In an article entitled 'Erotic Spaces' written in 1980 Tschumi stated that: 'Architecture resembles a masked figure. It cannot be easily unveiled. It is always hiding: behind drawings, behind words, behind precepts, behind habits, behind technical constraints. Yet it is the very difficulty of uncovering architecture that makes it intensely desirable. This unveiling is part of the pleasure of architecture.'

He was merely pointing out a truism, which many people still believe, that architecture is a pragmatic discipline in which rules and regulations have produced functional dogmas and puritanical attitudes at the expense of the artistic, creative imagination. But architecture is a function of both, and if either element is missing, architecture loses something essential.

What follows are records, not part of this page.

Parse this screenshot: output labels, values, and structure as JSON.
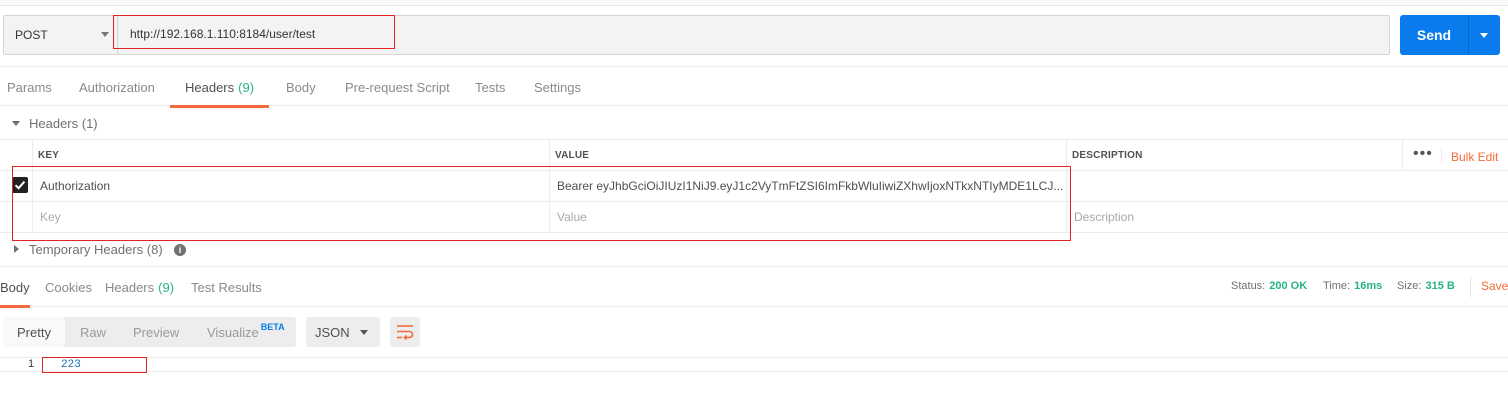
{
  "request": {
    "method": "POST",
    "url": "http://192.168.1.110:8184/user/test",
    "send_label": "Send"
  },
  "request_tabs": [
    {
      "label": "Params"
    },
    {
      "label": "Authorization"
    },
    {
      "label": "Headers",
      "count": "(9)",
      "active": true
    },
    {
      "label": "Body"
    },
    {
      "label": "Pre-request Script"
    },
    {
      "label": "Tests"
    },
    {
      "label": "Settings"
    }
  ],
  "headers_section": {
    "title": "Headers (1)",
    "columns": {
      "key": "KEY",
      "value": "VALUE",
      "description": "DESCRIPTION"
    },
    "bulk_edit": "Bulk Edit",
    "rows": [
      {
        "checked": true,
        "key": "Authorization",
        "value": "Bearer eyJhbGciOiJIUzI1NiJ9.eyJ1c2VyTmFtZSI6ImFkbWluIiwiZXhwIjoxNTkxNTIyMDE1LCJ...",
        "description": ""
      }
    ],
    "new_row_placeholders": {
      "key": "Key",
      "value": "Value",
      "description": "Description"
    },
    "temporary_headers": "Temporary Headers (8)"
  },
  "response_tabs": [
    {
      "label": "Body",
      "active": true
    },
    {
      "label": "Cookies"
    },
    {
      "label": "Headers",
      "count": "(9)"
    },
    {
      "label": "Test Results"
    }
  ],
  "response_meta": {
    "status_label": "Status:",
    "status_value": "200 OK",
    "time_label": "Time:",
    "time_value": "16ms",
    "size_label": "Size:",
    "size_value": "315 B",
    "save_label": "Save"
  },
  "body_toolbar": {
    "formats": [
      "Pretty",
      "Raw",
      "Preview",
      "Visualize"
    ],
    "beta_badge": "BETA",
    "language": "JSON",
    "wrap_icon": "wrap-lines-icon"
  },
  "response_body": {
    "line_number": "1",
    "content": "223"
  },
  "colors": {
    "accent": "#f26b3a",
    "send_button": "#097bed",
    "success": "#26b47f",
    "highlight_box": "#e02424"
  }
}
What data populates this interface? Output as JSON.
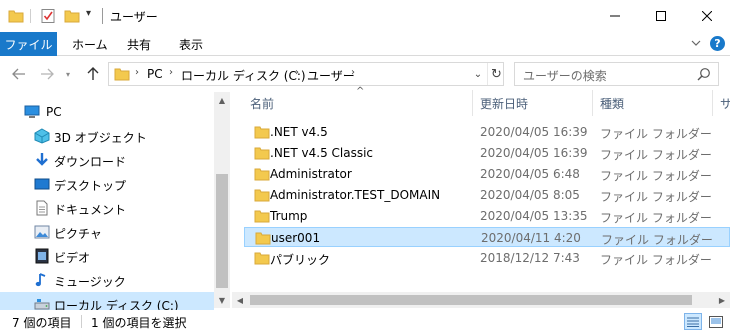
{
  "window": {
    "title": "ユーザー",
    "colors": {
      "accent": "#1979ca",
      "folder": "#f3c94e",
      "selection": "#cce8ff"
    }
  },
  "ribbon": {
    "tabs": [
      {
        "label": "ファイル"
      },
      {
        "label": "ホーム"
      },
      {
        "label": "共有"
      },
      {
        "label": "表示"
      }
    ],
    "help_label": "?"
  },
  "address": {
    "crumbs": [
      "PC",
      "ローカル ディスク (C:)",
      "ユーザー"
    ]
  },
  "search": {
    "placeholder": "ユーザーの検索"
  },
  "navpane": {
    "items": [
      {
        "label": "PC",
        "icon": "pc-icon"
      },
      {
        "label": "3D オブジェクト",
        "icon": "3d-objects-icon"
      },
      {
        "label": "ダウンロード",
        "icon": "download-icon"
      },
      {
        "label": "デスクトップ",
        "icon": "desktop-icon"
      },
      {
        "label": "ドキュメント",
        "icon": "documents-icon"
      },
      {
        "label": "ピクチャ",
        "icon": "pictures-icon"
      },
      {
        "label": "ビデオ",
        "icon": "videos-icon"
      },
      {
        "label": "ミュージック",
        "icon": "music-icon"
      },
      {
        "label": "ローカル ディスク (C:)",
        "icon": "local-disk-icon"
      }
    ]
  },
  "filelist": {
    "columns": {
      "name": "名前",
      "date": "更新日時",
      "type": "種類",
      "size": "サ"
    },
    "rows": [
      {
        "name": ".NET v4.5",
        "date": "2020/04/05 16:39",
        "type": "ファイル フォルダー"
      },
      {
        "name": ".NET v4.5 Classic",
        "date": "2020/04/05 16:39",
        "type": "ファイル フォルダー"
      },
      {
        "name": "Administrator",
        "date": "2020/04/05 6:48",
        "type": "ファイル フォルダー"
      },
      {
        "name": "Administrator.TEST_DOMAIN",
        "date": "2020/04/05 8:05",
        "type": "ファイル フォルダー"
      },
      {
        "name": "Trump",
        "date": "2020/04/05 13:35",
        "type": "ファイル フォルダー"
      },
      {
        "name": "user001",
        "date": "2020/04/11 4:20",
        "type": "ファイル フォルダー"
      },
      {
        "name": "パブリック",
        "date": "2018/12/12 7:43",
        "type": "ファイル フォルダー"
      }
    ]
  },
  "status": {
    "item_count": "7 個の項目",
    "selected": "1 個の項目を選択"
  }
}
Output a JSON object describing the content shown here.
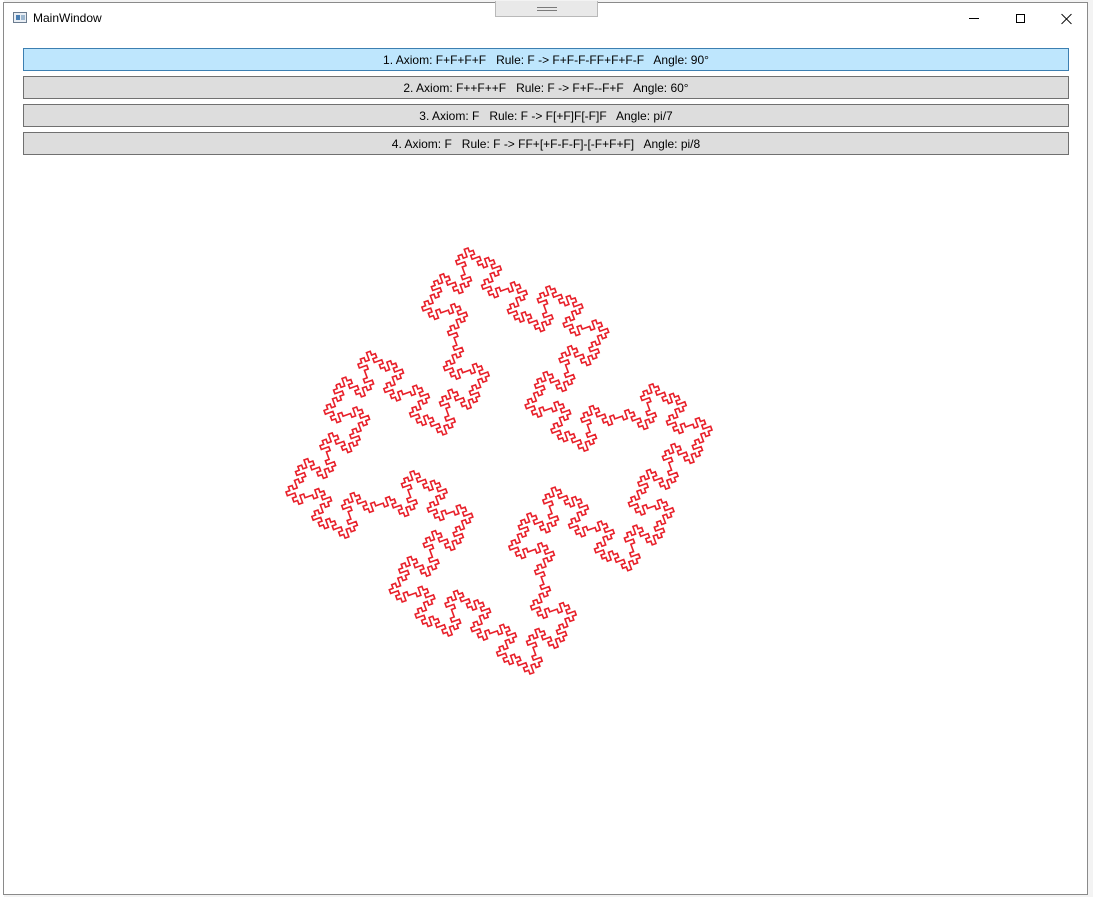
{
  "window": {
    "title": "MainWindow",
    "controls": {
      "minimize": "minimize-icon",
      "maximize": "maximize-icon",
      "close": "close-icon"
    }
  },
  "buttons": [
    {
      "label": "1. Axiom: F+F+F+F   Rule: F -> F+F-F-FF+F+F-F   Angle: 90°",
      "active": true
    },
    {
      "label": "2. Axiom: F++F++F   Rule: F -> F+F--F+F   Angle: 60°",
      "active": false
    },
    {
      "label": "3. Axiom: F   Rule: F -> F[+F]F[-F]F   Angle: pi/7",
      "active": false
    },
    {
      "label": "4. Axiom: F   Rule: F -> FF+[+F-F-F]-[-F+F+F]   Angle: pi/8",
      "active": false
    }
  ],
  "lsystem": {
    "axiom": "F+F+F+F",
    "rule": "F+F-F-FF+F+F-F",
    "angle_deg": 90,
    "iterations": 3,
    "stroke_color": "#e8202a",
    "rotation_deg": -20
  },
  "colors": {
    "button_bg": "#dddddd",
    "button_active_bg": "#bee6fd",
    "button_active_border": "#3c7fb1",
    "fractal_stroke": "#e8202a"
  }
}
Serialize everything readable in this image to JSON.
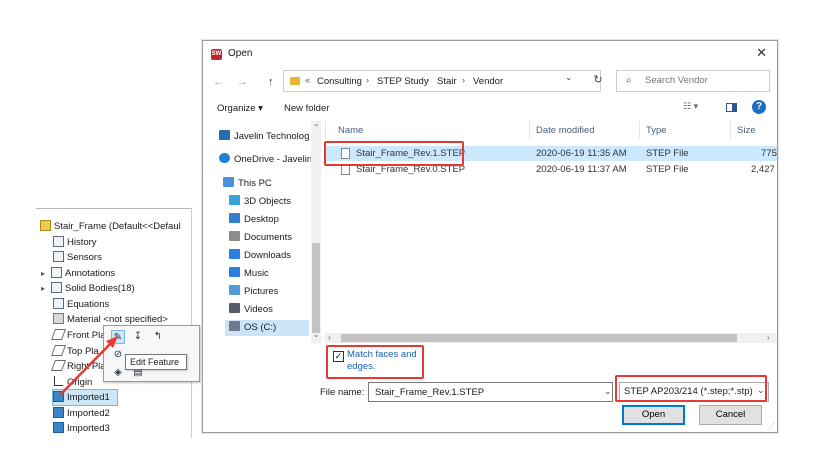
{
  "tree": {
    "rows": [
      {
        "label": "Stair_Frame  (Default<<Defaul",
        "icon": "part-icon",
        "expander": ""
      },
      {
        "label": "History",
        "icon": "history-icon",
        "expander": ""
      },
      {
        "label": "Sensors",
        "icon": "sensors-icon",
        "expander": ""
      },
      {
        "label": "Annotations",
        "icon": "annotations-icon",
        "expander": "▸"
      },
      {
        "label": "Solid Bodies(18)",
        "icon": "solid-bodies-icon",
        "expander": "▸"
      },
      {
        "label": "Equations",
        "icon": "equations-icon",
        "expander": ""
      },
      {
        "label": "Material <not specified>",
        "icon": "material-icon",
        "expander": ""
      },
      {
        "label": "Front Pla",
        "icon": "plane-icon",
        "expander": ""
      },
      {
        "label": "Top Pla",
        "icon": "plane-icon",
        "expander": ""
      },
      {
        "label": "Right Pla",
        "icon": "plane-icon",
        "expander": ""
      },
      {
        "label": "Origin",
        "icon": "origin-icon",
        "expander": ""
      },
      {
        "label": "Imported1",
        "icon": "imported-body-icon",
        "expander": ""
      },
      {
        "label": "Imported2",
        "icon": "imported-body-icon",
        "expander": ""
      },
      {
        "label": "Imported3",
        "icon": "imported-body-icon",
        "expander": ""
      }
    ],
    "tooltip": "Edit Feature"
  },
  "dialog": {
    "title": "Open",
    "close": "✕",
    "nav": {
      "back": "←",
      "forward": "→",
      "up": "↑"
    },
    "breadcrumb": [
      "Consulting",
      "STEP Study",
      "Stair",
      "Vendor"
    ],
    "breadcrumb_overflow": "«",
    "breadcrumb_sep": "›",
    "refresh": "↻",
    "search_placeholder": "Search Vendor",
    "search_icon": "⌕",
    "organize": "Organize ▾",
    "new_folder": "New folder",
    "view_icon": "☷ ▾",
    "help": "?",
    "nav_items": [
      {
        "label": "Javelin Technolog",
        "icon": "cloud-building-icon",
        "color": "#2b6cb0"
      },
      {
        "label": "OneDrive - Javelin",
        "icon": "onedrive-icon",
        "color": "#1e7fd9"
      },
      {
        "label": "This PC",
        "icon": "this-pc-icon",
        "color": "#4a90d9"
      },
      {
        "label": "3D Objects",
        "icon": "3d-objects-icon",
        "color": "#36a3d9"
      },
      {
        "label": "Desktop",
        "icon": "desktop-icon",
        "color": "#2f7fd1"
      },
      {
        "label": "Documents",
        "icon": "documents-icon",
        "color": "#8c8c8c"
      },
      {
        "label": "Downloads",
        "icon": "downloads-icon",
        "color": "#2a7de1"
      },
      {
        "label": "Music",
        "icon": "music-icon",
        "color": "#2a7de1"
      },
      {
        "label": "Pictures",
        "icon": "pictures-icon",
        "color": "#4f9bd6"
      },
      {
        "label": "Videos",
        "icon": "videos-icon",
        "color": "#555a66"
      },
      {
        "label": "OS (C:)",
        "icon": "drive-icon",
        "color": "#6b7b8c"
      }
    ],
    "columns": [
      "Name",
      "Date modified",
      "Type",
      "Size"
    ],
    "files": [
      {
        "name": "Stair_Frame_Rev.1.STEP",
        "date": "2020-06-19 11:35 AM",
        "type": "STEP File",
        "size": "775"
      },
      {
        "name": "Stair_Frame_Rev.0.STEP",
        "date": "2020-06-19 11:37 AM",
        "type": "STEP File",
        "size": "2,427"
      }
    ],
    "options": {
      "match_checked": "✓",
      "match_label": "Match faces and edges."
    },
    "filename_label": "File name:",
    "filename_value": "Stair_Frame_Rev.1.STEP",
    "filetype": "STEP AP203/214 (*.step;*.stp)",
    "dropdown": "⌄",
    "open_label": "Open",
    "cancel_label": "Cancel",
    "scroll_up": "⌃",
    "scroll_down": "⌄",
    "scroll_left": "‹",
    "scroll_right": "›"
  },
  "colors": {
    "annotation_red": "#e53935",
    "selection_blue": "#cce8ff",
    "link_blue": "#1a5fb4"
  }
}
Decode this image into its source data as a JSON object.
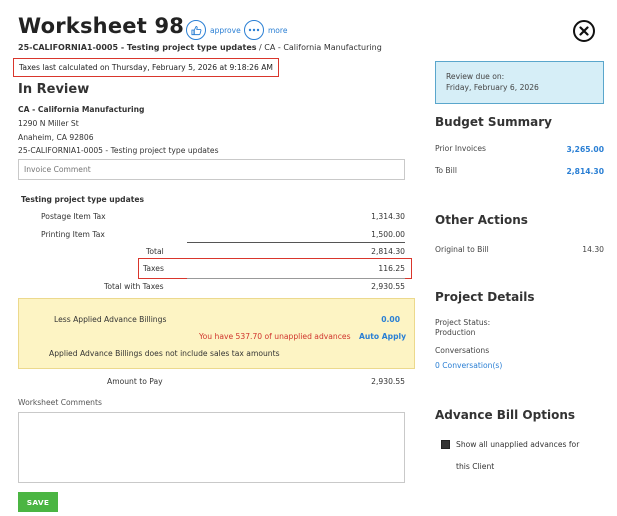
{
  "header": {
    "title": "Worksheet 98",
    "approve_label": "approve",
    "more_label": "more",
    "project_code": "25-CALIFORNIA1-0005 - Testing project type updates",
    "client_ref": " / CA - California Manufacturing",
    "calc_notice": "Taxes last calculated on Thursday, February 5, 2026 at 9:18:26 AM"
  },
  "review": {
    "status_title": "In Review",
    "client_name": "CA - California Manufacturing",
    "address1": "1290 N Miller St",
    "address2": "Anaheim, CA 92806",
    "project_line": "25-CALIFORNIA1-0005 - Testing project type updates",
    "comment_placeholder": "Invoice Comment"
  },
  "invoice": {
    "section_title": "Testing project type updates",
    "items": [
      {
        "label": "Postage Item Tax",
        "amount": "1,314.30"
      },
      {
        "label": "Printing Item Tax",
        "amount": "1,500.00"
      }
    ],
    "total_label": "Total",
    "total_value": "2,814.30",
    "taxes_label": "Taxes",
    "taxes_value": "116.25",
    "total_with_taxes_label": "Total with Taxes",
    "total_with_taxes_value": "2,930.55"
  },
  "advance": {
    "label": "Less Applied Advance Billings",
    "value": "0.00",
    "unapplied_notice": "You have 537.70 of unapplied advances",
    "auto_apply_label": "Auto Apply",
    "note": "Applied Advance Billings does not include sales tax amounts"
  },
  "amount_to_pay": {
    "label": "Amount to Pay",
    "value": "2,930.55"
  },
  "worksheet_comments": {
    "label": "Worksheet Comments",
    "value": ""
  },
  "save_label": "SAVE",
  "sidebar": {
    "review_due_label": "Review due on:",
    "review_due_date": "Friday, February 6, 2026",
    "budget_title": "Budget Summary",
    "prior_invoices_label": "Prior Invoices",
    "prior_invoices_value": "3,265.00",
    "to_bill_label": "To Bill",
    "to_bill_value": "2,814.30",
    "other_actions_title": "Other Actions",
    "original_to_bill_label": "Original to Bill",
    "original_to_bill_value": "14.30",
    "project_details_title": "Project Details",
    "project_status_label": "Project Status:",
    "project_status_value": "Production",
    "conversations_label": "Conversations",
    "conversations_link": "0 Conversation(s)",
    "advance_options_title": "Advance Bill Options",
    "show_unapplied_label_1": "Show all unapplied advances for",
    "show_unapplied_label_2": "this Client",
    "show_unapplied_checked": true
  },
  "colors": {
    "accent": "#2a7fd4",
    "highlight_border": "#d9362c",
    "advance_bg": "#fdf4c4",
    "review_bg": "#d6eef7",
    "save_bg": "#4bb543"
  }
}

This general concept seems to be precisely what lies behind a project entitled 'Houses X Artists' ('X' signifies 'by'). The dreamchild of a group of architects in Manhattan who formed the experimental architectural design firm Open Office in 1997, the project calls for the collaboration of artists and architects to produce something fresh and subvert the stereotypical ideas surrounding both disciplines. At the same time the project aims to generate questions about interpreting space, to challenge the conventional relationship between buildings and their inhabitants and to integrate two areas associated with architecture and art: the sensual experience of a real space and the formal appreciation of rational concepts.

The architects of Open Office, Alan Koch and Linda Tealman (along with their two partners, Lyn Rice and Galia Solomonoff), contacted twelve visual artists (including Kevin Appel, Barbara Bloom, Chris Burden, Stan Douglas, Jim Isermann, T. Kelly Mason, Charles Ray, and Jessica Stockholder), who greeted the idea with immediate enthusiasm. Each artist has created works that can function as real physical environments rather than just models or graphic representations. Open Office hope that ultimately they can create partnerships with the building industry and manufacturers willing to participate in constructing the 'ready-to-build' representations produced by these collaborations between artists and architects.